C'est nécessaire tout ce boucan sur vos disques ?
Oui. C'est en quelque sorte ma marque de fabrique. Mes disques ne seraient plus ce qu'ils sont sans ça. J'y perdrai un peu de mon identité et quelque part de mon âme. Roger Waters doit faire du Roger Waters tout comme Mozart faisait du Mozart.

Vous allez enfin proposer un nouvel album ?
Oui. Mais peut-être pas cette année. C'est vrai que depuis 15 ans, j'ai rien sorti. Mais c'est parce que je suis un perfectionniste. Je compose beaucoup puis je trouve ça pas mal. Je me dis : "putain, t'es trop fort !". Puis une fois tout ça enregistré, je change d'avis. Seule la perfection m'intéresse. Par exemple, au depart, "The wall" devait s'appeler " It's at the foot of the wall that we see the mason".

C'était pas terrible.
Exact. Et bien, au dernier moment, j'ai raccourci le titre. Je le trouvais pas porteur. C'est tout moi ça. Beaucoup de talent, du génie même, n'ayons pas peur des mots, mais une constante remise en question aussi. Comme je le disais pas plus tard que l'autre jour à Nick Mason quand je l'ai rencontré sur la plage : "La création c'est comme le bronzage, faut passer d'abord par le coup de soleil". Vous saisissez ?

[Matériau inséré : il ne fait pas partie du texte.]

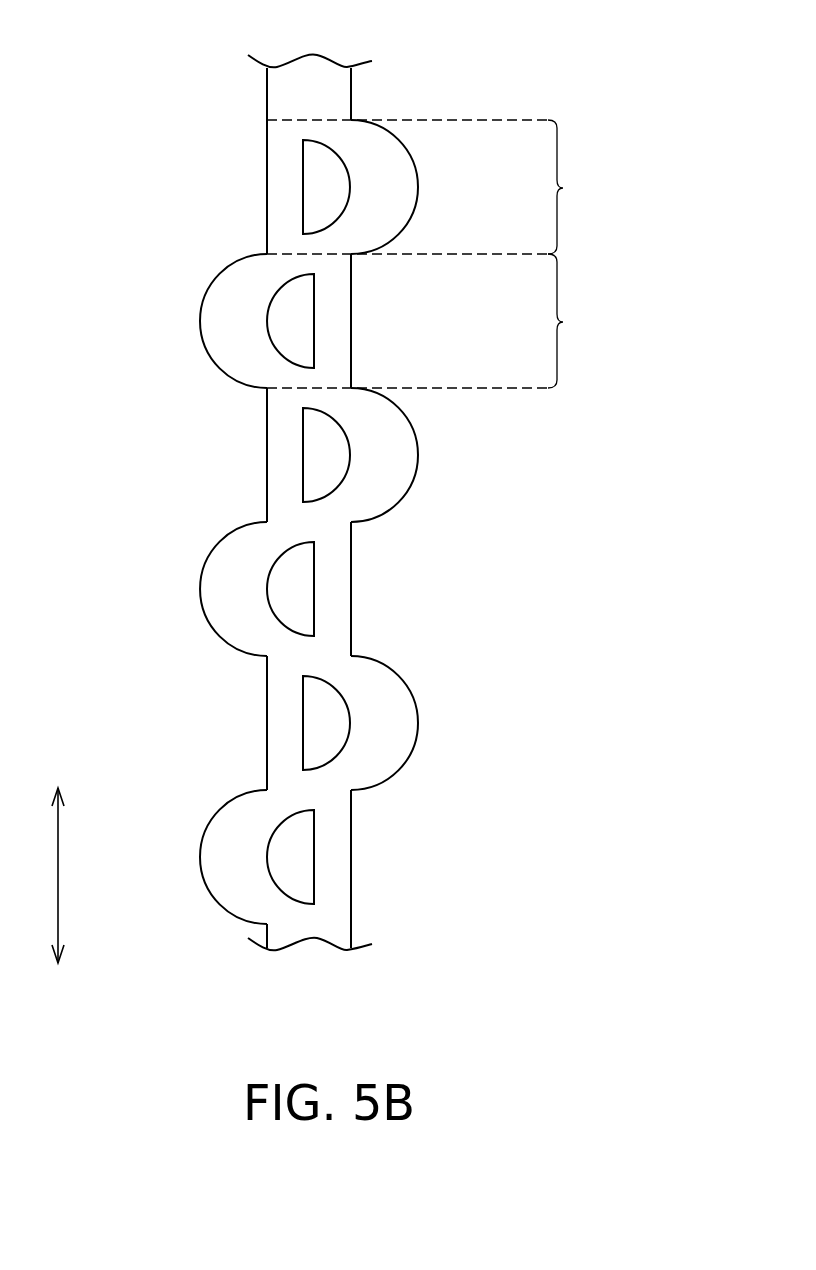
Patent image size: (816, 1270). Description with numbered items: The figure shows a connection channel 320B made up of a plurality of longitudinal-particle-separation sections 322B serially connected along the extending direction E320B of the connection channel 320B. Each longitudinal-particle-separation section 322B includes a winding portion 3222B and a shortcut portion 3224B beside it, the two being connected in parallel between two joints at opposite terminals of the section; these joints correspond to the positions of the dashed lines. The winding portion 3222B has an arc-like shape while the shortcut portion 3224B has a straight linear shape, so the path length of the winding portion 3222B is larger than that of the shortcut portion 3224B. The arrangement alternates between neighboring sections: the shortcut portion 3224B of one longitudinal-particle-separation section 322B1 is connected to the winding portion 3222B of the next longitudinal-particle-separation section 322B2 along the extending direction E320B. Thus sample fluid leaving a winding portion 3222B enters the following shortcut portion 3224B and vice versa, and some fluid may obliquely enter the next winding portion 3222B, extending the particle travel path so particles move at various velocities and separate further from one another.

The connection channel 320B is at (401, 513).
The longitudinal-particle-separation section 322B is at (492, 254).
The longitudinal-particle-separation section 322B1 is at (492, 187).
The next longitudinal-particle-separation section 322B2 is at (492, 321).
The winding portion 3222B is at (417, 172).
The shortcut portion 3224B is at (303, 178).
The extending direction E320B is at (96, 875).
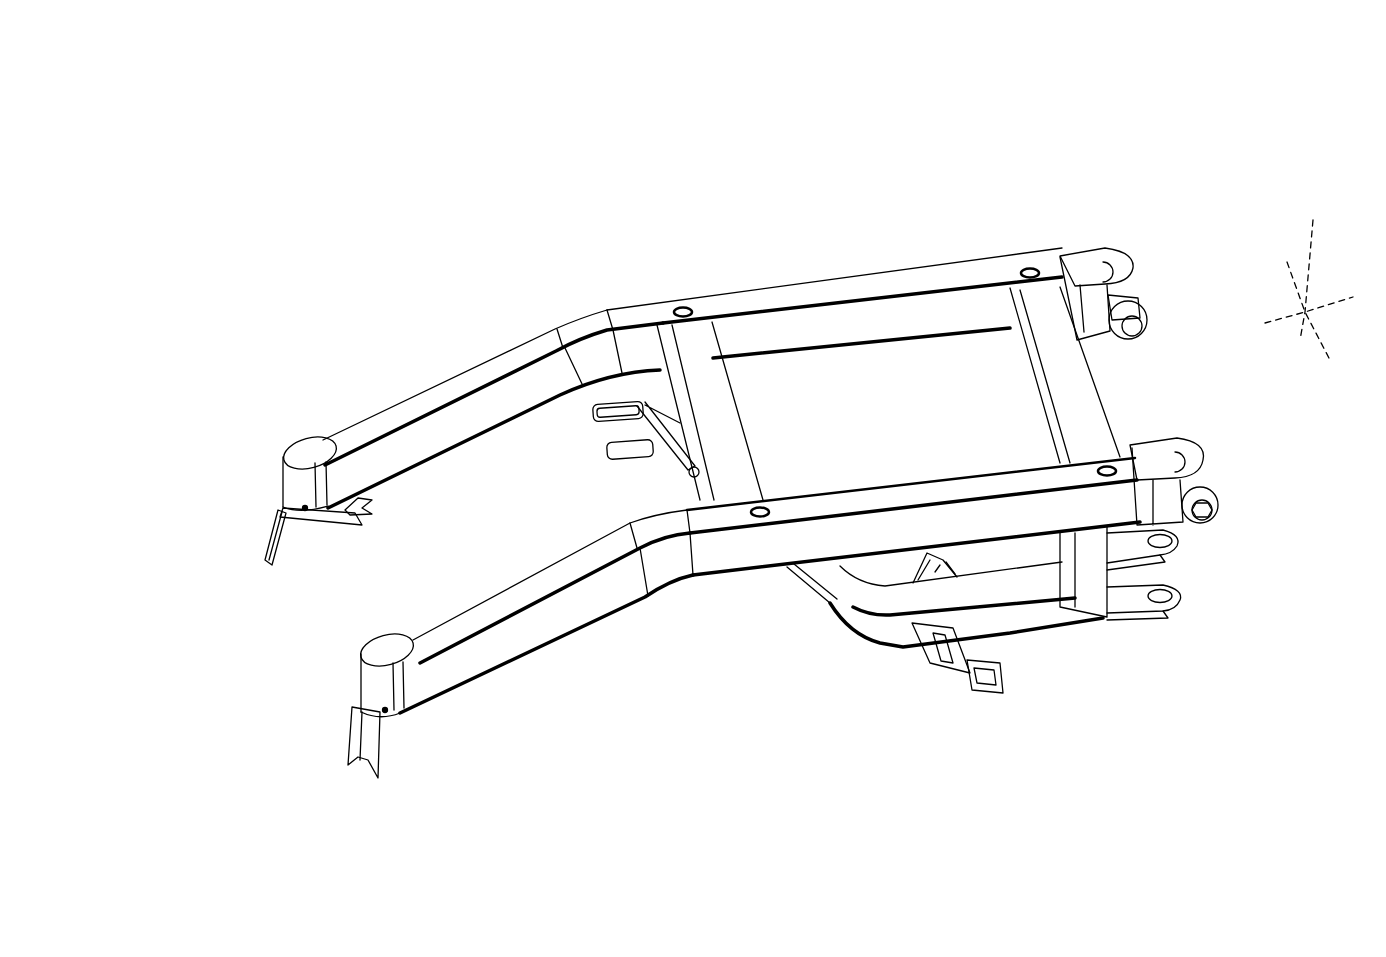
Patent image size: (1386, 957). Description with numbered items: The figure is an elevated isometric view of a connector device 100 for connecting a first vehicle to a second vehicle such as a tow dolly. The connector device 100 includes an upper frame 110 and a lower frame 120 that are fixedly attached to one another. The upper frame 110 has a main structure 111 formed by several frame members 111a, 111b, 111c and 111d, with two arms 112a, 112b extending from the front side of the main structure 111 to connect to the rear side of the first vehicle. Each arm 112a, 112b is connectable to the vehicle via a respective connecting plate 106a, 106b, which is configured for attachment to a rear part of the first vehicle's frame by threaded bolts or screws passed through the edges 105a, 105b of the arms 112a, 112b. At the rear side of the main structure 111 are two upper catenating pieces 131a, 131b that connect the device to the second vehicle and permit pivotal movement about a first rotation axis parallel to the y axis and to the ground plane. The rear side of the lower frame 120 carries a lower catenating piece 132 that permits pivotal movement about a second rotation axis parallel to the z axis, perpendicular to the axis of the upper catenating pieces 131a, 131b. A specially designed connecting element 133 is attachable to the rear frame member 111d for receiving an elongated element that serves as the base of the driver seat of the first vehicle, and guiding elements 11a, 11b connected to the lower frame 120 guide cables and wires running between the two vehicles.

The connector device 100 is at (505, 144).
The upper frame 110 is at (903, 265).
The main structure 111 is at (875, 265).
The frame member 111a is at (848, 290).
The frame member 111b is at (857, 493).
The frame member 111c is at (1047, 393).
The rear frame member 111d is at (700, 345).
The arm 112a is at (493, 363).
The arm 112b is at (615, 592).
The edge of arm 105a is at (308, 447).
The edge of arm 105b is at (382, 640).
The connecting plate 106a is at (270, 552).
The connecting plate 106b is at (358, 740).
The lower frame 120 is at (832, 597).
The upper catenating piece 131a is at (1088, 268).
The upper catenating piece 131b is at (1168, 460).
The lower catenating piece 132 is at (1135, 622).
The connecting element 133 is at (667, 443).
The guiding element 11a is at (937, 553).
The guiding element 11b is at (977, 690).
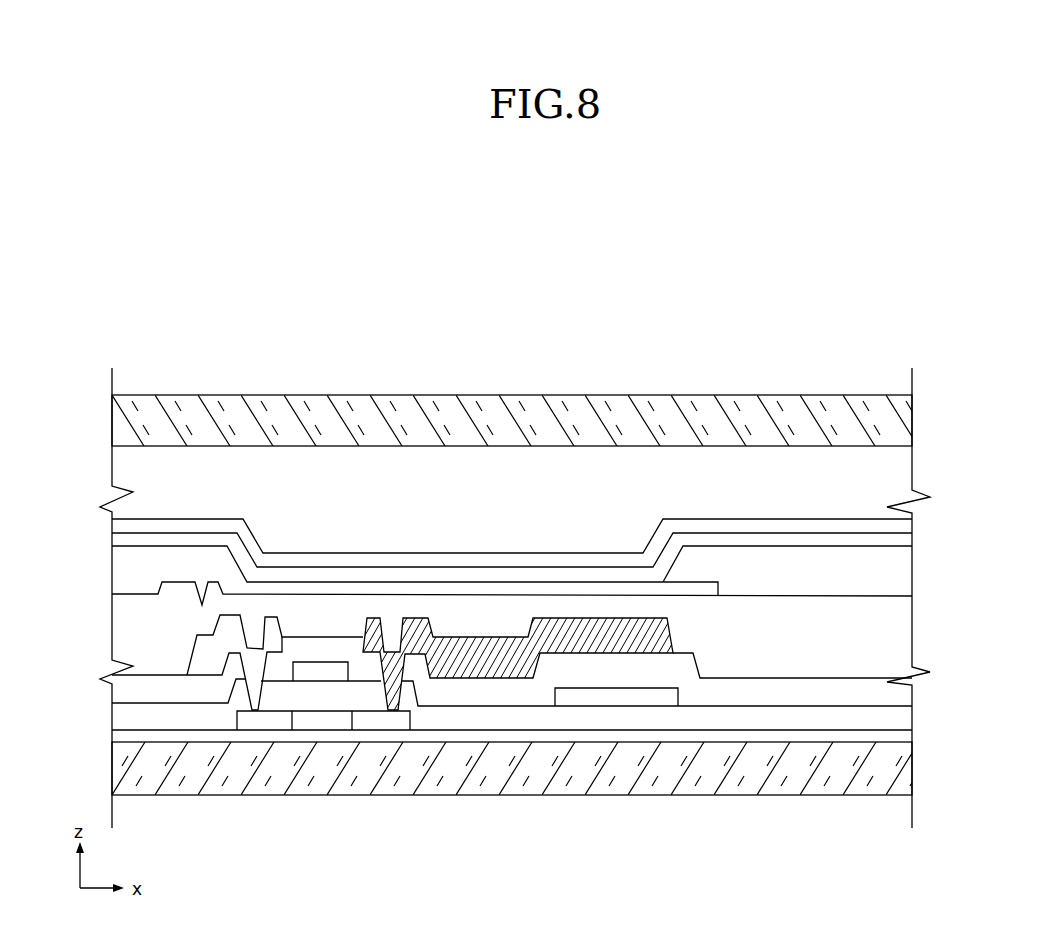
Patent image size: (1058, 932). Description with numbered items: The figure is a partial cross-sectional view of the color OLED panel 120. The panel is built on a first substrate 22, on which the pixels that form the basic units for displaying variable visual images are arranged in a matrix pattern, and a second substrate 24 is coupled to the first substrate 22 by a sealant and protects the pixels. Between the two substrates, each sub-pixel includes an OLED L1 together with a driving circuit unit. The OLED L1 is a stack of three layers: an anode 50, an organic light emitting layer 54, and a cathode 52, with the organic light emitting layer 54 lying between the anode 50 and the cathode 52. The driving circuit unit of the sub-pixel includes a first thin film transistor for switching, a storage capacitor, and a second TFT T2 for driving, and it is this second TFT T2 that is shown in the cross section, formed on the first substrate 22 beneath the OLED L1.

The first substrate 22 is at (547, 788).
The second substrate 24 is at (605, 405).
The anode 50 is at (327, 590).
The cathode 52 is at (402, 560).
The organic light emitting layer 54 is at (480, 576).
The OLED L1 is at (497, 333).
The color OLED panel 120 is at (856, 352).
The second TFT T2 is at (160, 647).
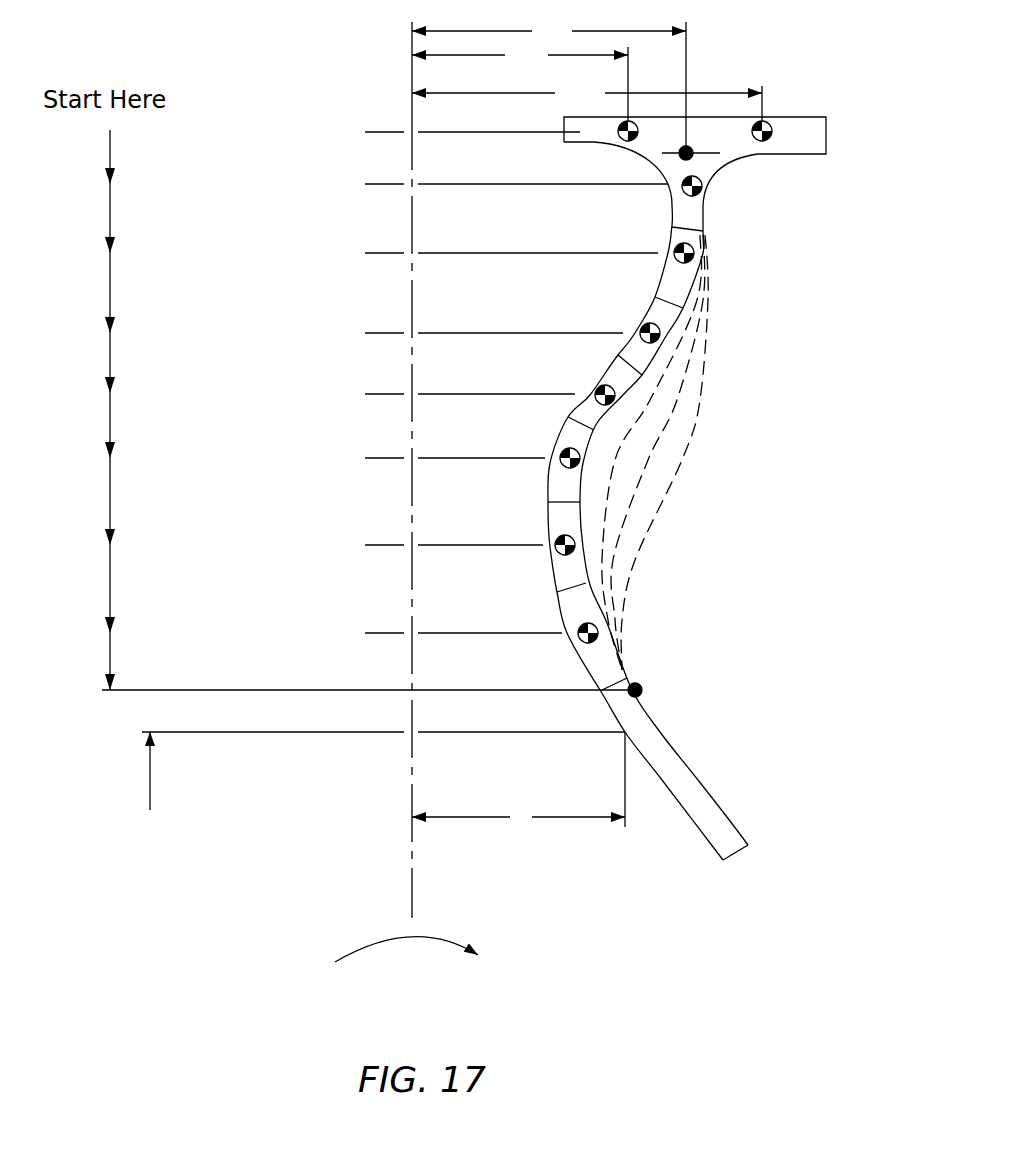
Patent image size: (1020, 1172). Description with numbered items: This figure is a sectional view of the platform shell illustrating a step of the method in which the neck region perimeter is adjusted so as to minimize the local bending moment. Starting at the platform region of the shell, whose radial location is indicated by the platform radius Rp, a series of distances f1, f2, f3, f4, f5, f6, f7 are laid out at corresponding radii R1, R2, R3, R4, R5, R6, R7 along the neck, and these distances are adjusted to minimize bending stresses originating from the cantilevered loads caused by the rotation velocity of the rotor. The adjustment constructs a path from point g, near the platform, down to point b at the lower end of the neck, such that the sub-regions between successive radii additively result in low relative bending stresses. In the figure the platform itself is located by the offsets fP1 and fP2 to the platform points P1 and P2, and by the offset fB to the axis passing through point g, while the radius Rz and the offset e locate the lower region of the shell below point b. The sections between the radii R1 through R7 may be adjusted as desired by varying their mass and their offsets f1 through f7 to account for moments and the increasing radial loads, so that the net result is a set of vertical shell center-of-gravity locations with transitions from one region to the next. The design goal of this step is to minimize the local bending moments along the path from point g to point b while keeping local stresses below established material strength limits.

Non. Mais au fait à propos de Nick Mason, où en êtes-vous de vos démêlés avec vos ex-compagnons de Pink Floyd ?
Nick a compris que j'étais le créatif dans le groupe, que sans moi, Pink Floyd, c'est comme Dream Theater sans Labrie, autant dire rien. Il est d'accord pour tout recommencer à condition que ce soit moi qui compose et dirige.

Il a dit ça ?
Pas vraiment mais je lui ai fait comprendre quand on s'est vu cet été sur la plage. Lui, il veut seulement continuer d'agrandir sa collection de vieilles bagnoles de course.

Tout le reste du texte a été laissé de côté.